The privacy policy update
On July 8, Anthropic's updated privacy policy takes effect, introducing a notable change: the company may now require certain Claude users to upload a government-issued ID and a selfie (photo or video) for identity verification. This is not a blanket request but targeted at flagged profiles or suspicious behavior. The policy explicitly mentions the collection of "facial geometry templates," a biometric data type that raises immediate questions about management, retention, and the boundaries of consent.
Anthropic has not publicly detailed the exact flagging criteria, but it is plausible that violations of terms of service, abuse, or anomalous activity trigger the process. It remains to be seen how long this data will be stored, whether it will be shared with third parties, and what safeguards will apply in jurisdictions with stringent regulations like GDPR.
Biometric data: a qualitative leap
Facial geometry templates are a particularly sensitive category. Unlike a simple photo, they are mathematical models describing the structure of a face and can be used for automated recognition. European regulation classifies them as special biometric data, requiring an enhanced legal basis for processing. Anthropic will need to demonstrate that the collection is necessary and proportionate, or obtain explicit consent that is not tainted by information asymmetry.

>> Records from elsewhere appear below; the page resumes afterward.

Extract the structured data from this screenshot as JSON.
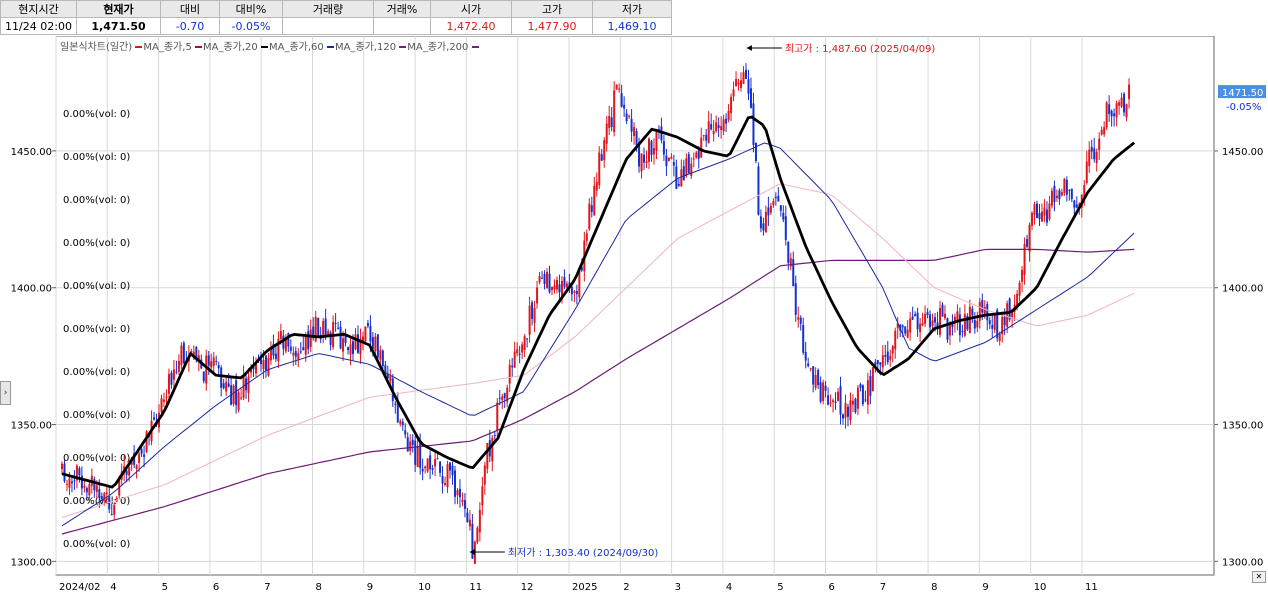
{
  "quote": {
    "headers": [
      "현지시간",
      "현재가",
      "대비",
      "대비%",
      "거래량",
      "거래%",
      "시가",
      "고가",
      "저가"
    ],
    "values": [
      "11/24  02:00",
      "1,471.50",
      "-0.70",
      "-0.05%",
      "",
      "",
      "1,472.40",
      "1,477.90",
      "1,469.10"
    ]
  },
  "chart_title": "일본식차트(일간)",
  "legend": [
    "MA_종가,5",
    "MA_종가,20",
    "MA_종가,60",
    "MA_종가,120",
    "MA_종가,200"
  ],
  "legend_colors": [
    "#e0161b",
    "#b01030",
    "#000000",
    "#1a2aa0",
    "#7a1f78"
  ],
  "current_price_box": {
    "value": "1471.50",
    "pct": "-0.05%"
  },
  "max_label": "최고가 : 1,487.60 (2025/04/09)",
  "min_label": "최저가 : 1,303.40 (2024/09/30)",
  "chart_data": {
    "type": "candlestick",
    "title": "일본식차트(일간)",
    "ylim": [
      1295,
      1492
    ],
    "y_ticks": [
      "1300.00",
      "1350.00",
      "1400.00",
      "1450.00"
    ],
    "y_tick_values": [
      1300,
      1350,
      1400,
      1450
    ],
    "x_labels": [
      "2024/02",
      "4",
      "5",
      "6",
      "7",
      "8",
      "9",
      "10",
      "11",
      "12",
      "2025",
      "2",
      "3",
      "4",
      "5",
      "6",
      "7",
      "8",
      "9",
      "10",
      "11"
    ],
    "volume_labels": [
      "0.00%(vol: 0)",
      "0.00%(vol: 0)",
      "0.00%(vol: 0)",
      "0.00%(vol: 0)",
      "0.00%(vol: 0)",
      "0.00%(vol: 0)",
      "0.00%(vol: 0)",
      "0.00%(vol: 0)",
      "0.00%(vol: 0)",
      "0.00%(vol: 0)",
      "0.00%(vol: 0)"
    ],
    "close_anchors": [
      [
        0,
        1333
      ],
      [
        0.5,
        1330
      ],
      [
        1,
        1321
      ],
      [
        1.3,
        1334
      ],
      [
        1.7,
        1345
      ],
      [
        2,
        1358
      ],
      [
        2.3,
        1379
      ],
      [
        2.6,
        1371
      ],
      [
        3,
        1370
      ],
      [
        3.3,
        1360
      ],
      [
        3.6,
        1366
      ],
      [
        4,
        1374
      ],
      [
        4.3,
        1380
      ],
      [
        4.6,
        1376
      ],
      [
        5,
        1386
      ],
      [
        5.3,
        1383
      ],
      [
        5.6,
        1379
      ],
      [
        6,
        1384
      ],
      [
        6.3,
        1372
      ],
      [
        6.6,
        1348
      ],
      [
        7,
        1336
      ],
      [
        7.3,
        1333
      ],
      [
        7.6,
        1330
      ],
      [
        7.9,
        1318
      ],
      [
        8,
        1305
      ],
      [
        8.3,
        1340
      ],
      [
        8.6,
        1362
      ],
      [
        8.9,
        1375
      ],
      [
        9.1,
        1388
      ],
      [
        9.4,
        1405
      ],
      [
        10,
        1395
      ],
      [
        10.3,
        1430
      ],
      [
        10.6,
        1455
      ],
      [
        10.8,
        1470
      ],
      [
        11,
        1465
      ],
      [
        11.3,
        1445
      ],
      [
        11.6,
        1455
      ],
      [
        12,
        1440
      ],
      [
        12.3,
        1447
      ],
      [
        12.6,
        1458
      ],
      [
        13,
        1466
      ],
      [
        13.3,
        1482
      ],
      [
        13.4,
        1470
      ],
      [
        13.6,
        1425
      ],
      [
        14,
        1430
      ],
      [
        14.3,
        1395
      ],
      [
        14.6,
        1365
      ],
      [
        15,
        1358
      ],
      [
        15.3,
        1356
      ],
      [
        15.6,
        1360
      ],
      [
        16,
        1372
      ],
      [
        16.3,
        1385
      ],
      [
        16.6,
        1388
      ],
      [
        17,
        1390
      ],
      [
        17.3,
        1385
      ],
      [
        17.6,
        1388
      ],
      [
        18,
        1392
      ],
      [
        18.3,
        1384
      ],
      [
        18.6,
        1400
      ],
      [
        18.9,
        1428
      ],
      [
        19.2,
        1426
      ],
      [
        19.5,
        1440
      ],
      [
        19.8,
        1430
      ],
      [
        20,
        1445
      ],
      [
        20.3,
        1462
      ],
      [
        20.6,
        1466
      ],
      [
        20.8,
        1471.5
      ]
    ],
    "ma60": [
      [
        0,
        1332
      ],
      [
        1,
        1327
      ],
      [
        2,
        1355
      ],
      [
        2.5,
        1376
      ],
      [
        3,
        1368
      ],
      [
        3.5,
        1367
      ],
      [
        4,
        1377
      ],
      [
        4.5,
        1383
      ],
      [
        5,
        1382
      ],
      [
        5.5,
        1383
      ],
      [
        6,
        1379
      ],
      [
        6.5,
        1360
      ],
      [
        7,
        1343
      ],
      [
        7.5,
        1338
      ],
      [
        8,
        1334
      ],
      [
        8.5,
        1345
      ],
      [
        9,
        1370
      ],
      [
        9.5,
        1390
      ],
      [
        10,
        1403
      ],
      [
        10.5,
        1425
      ],
      [
        11,
        1447
      ],
      [
        11.5,
        1458
      ],
      [
        12,
        1455
      ],
      [
        12.5,
        1450
      ],
      [
        13,
        1448
      ],
      [
        13.4,
        1463
      ],
      [
        13.7,
        1459
      ],
      [
        14,
        1440
      ],
      [
        14.5,
        1415
      ],
      [
        15,
        1395
      ],
      [
        15.5,
        1378
      ],
      [
        16,
        1368
      ],
      [
        16.5,
        1374
      ],
      [
        17,
        1385
      ],
      [
        17.5,
        1388
      ],
      [
        18,
        1390
      ],
      [
        18.5,
        1391
      ],
      [
        19,
        1400
      ],
      [
        19.5,
        1418
      ],
      [
        20,
        1435
      ],
      [
        20.5,
        1447
      ],
      [
        20.9,
        1453
      ]
    ],
    "ma120": [
      [
        0,
        1313
      ],
      [
        1,
        1325
      ],
      [
        2,
        1342
      ],
      [
        3,
        1357
      ],
      [
        4,
        1370
      ],
      [
        5,
        1376
      ],
      [
        6,
        1372
      ],
      [
        7,
        1362
      ],
      [
        8,
        1353
      ],
      [
        9,
        1362
      ],
      [
        10,
        1392
      ],
      [
        11,
        1425
      ],
      [
        12,
        1440
      ],
      [
        13,
        1447
      ],
      [
        13.7,
        1453
      ],
      [
        14,
        1451
      ],
      [
        15,
        1432
      ],
      [
        16,
        1400
      ],
      [
        16.5,
        1378
      ],
      [
        17,
        1373
      ],
      [
        18,
        1380
      ],
      [
        19,
        1392
      ],
      [
        20,
        1404
      ],
      [
        20.9,
        1420
      ]
    ],
    "ma200": [
      [
        0,
        1316
      ],
      [
        2,
        1328
      ],
      [
        4,
        1346
      ],
      [
        6,
        1360
      ],
      [
        8,
        1365
      ],
      [
        9,
        1368
      ],
      [
        10,
        1382
      ],
      [
        11,
        1400
      ],
      [
        12,
        1418
      ],
      [
        13,
        1428
      ],
      [
        14,
        1438
      ],
      [
        15,
        1434
      ],
      [
        16,
        1418
      ],
      [
        17,
        1400
      ],
      [
        18,
        1392
      ],
      [
        19,
        1386
      ],
      [
        20,
        1390
      ],
      [
        20.9,
        1398
      ]
    ],
    "ma_purple": [
      [
        0,
        1310
      ],
      [
        2,
        1320
      ],
      [
        4,
        1332
      ],
      [
        6,
        1340
      ],
      [
        8,
        1344
      ],
      [
        9,
        1352
      ],
      [
        10,
        1362
      ],
      [
        11,
        1374
      ],
      [
        12,
        1385
      ],
      [
        13,
        1396
      ],
      [
        14,
        1408
      ],
      [
        15,
        1410
      ],
      [
        16,
        1410
      ],
      [
        17,
        1410
      ],
      [
        18,
        1414
      ],
      [
        19,
        1414
      ],
      [
        20,
        1413
      ],
      [
        20.9,
        1414
      ]
    ]
  }
}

For professionals using LLMs in enterprise contexts, this move is a red flag: cloud models, even when not training directly on prompts, can trigger verification procedures involving intimate personal data. The convenience of an API comes with a potential exposure that is hard to quantify in advance.
Data sovereignty and the on-premise alternative
Those operating in regulated sectors—healthcare, finance, government—have long learned to carefully evaluate where data flows. Anthropic's initiative strengthens the case for those who choose to keep AI workloads under direct control, for instance with self-hosted models. Running an LLM on-premise provides physical certainty that no data leaves the corporate perimeter, not even for an identity check demanded by an external provider.
Of course, self-hosting requires investment in hardware, skills, and maintenance. GPUs with adequate VRAM, serving frameworks, and monitoring pipelines demand significant commitment. But for organizations that prioritize data sovereignty, it is the only path to avoid contractual surprises like this. AI-RADAR closely follows the evolution of on-premise stacks, offering analysis on architectural choices and trade-offs.
What it means for companies
For businesses that already use Claude or are considering LLM adoption, the policy update is a wake-up call. It shows that cloud service terms can change quickly, introducing unforeseen data collection requirements. GDPR compliance could become more complex if employees, while accessing AI tools, find themselves having to provide biometric data to a non-EU entity.
The response is not uniform: some will continue to rely on the cloud for speed of adoption, others will accelerate on-premise AI projects. In any case, vendor transparency and auditability become discriminating factors. Digital sovereignty is not a slogan but an operational requirement that influences infrastructure choice. And this Anthropic update is yet another confirmation.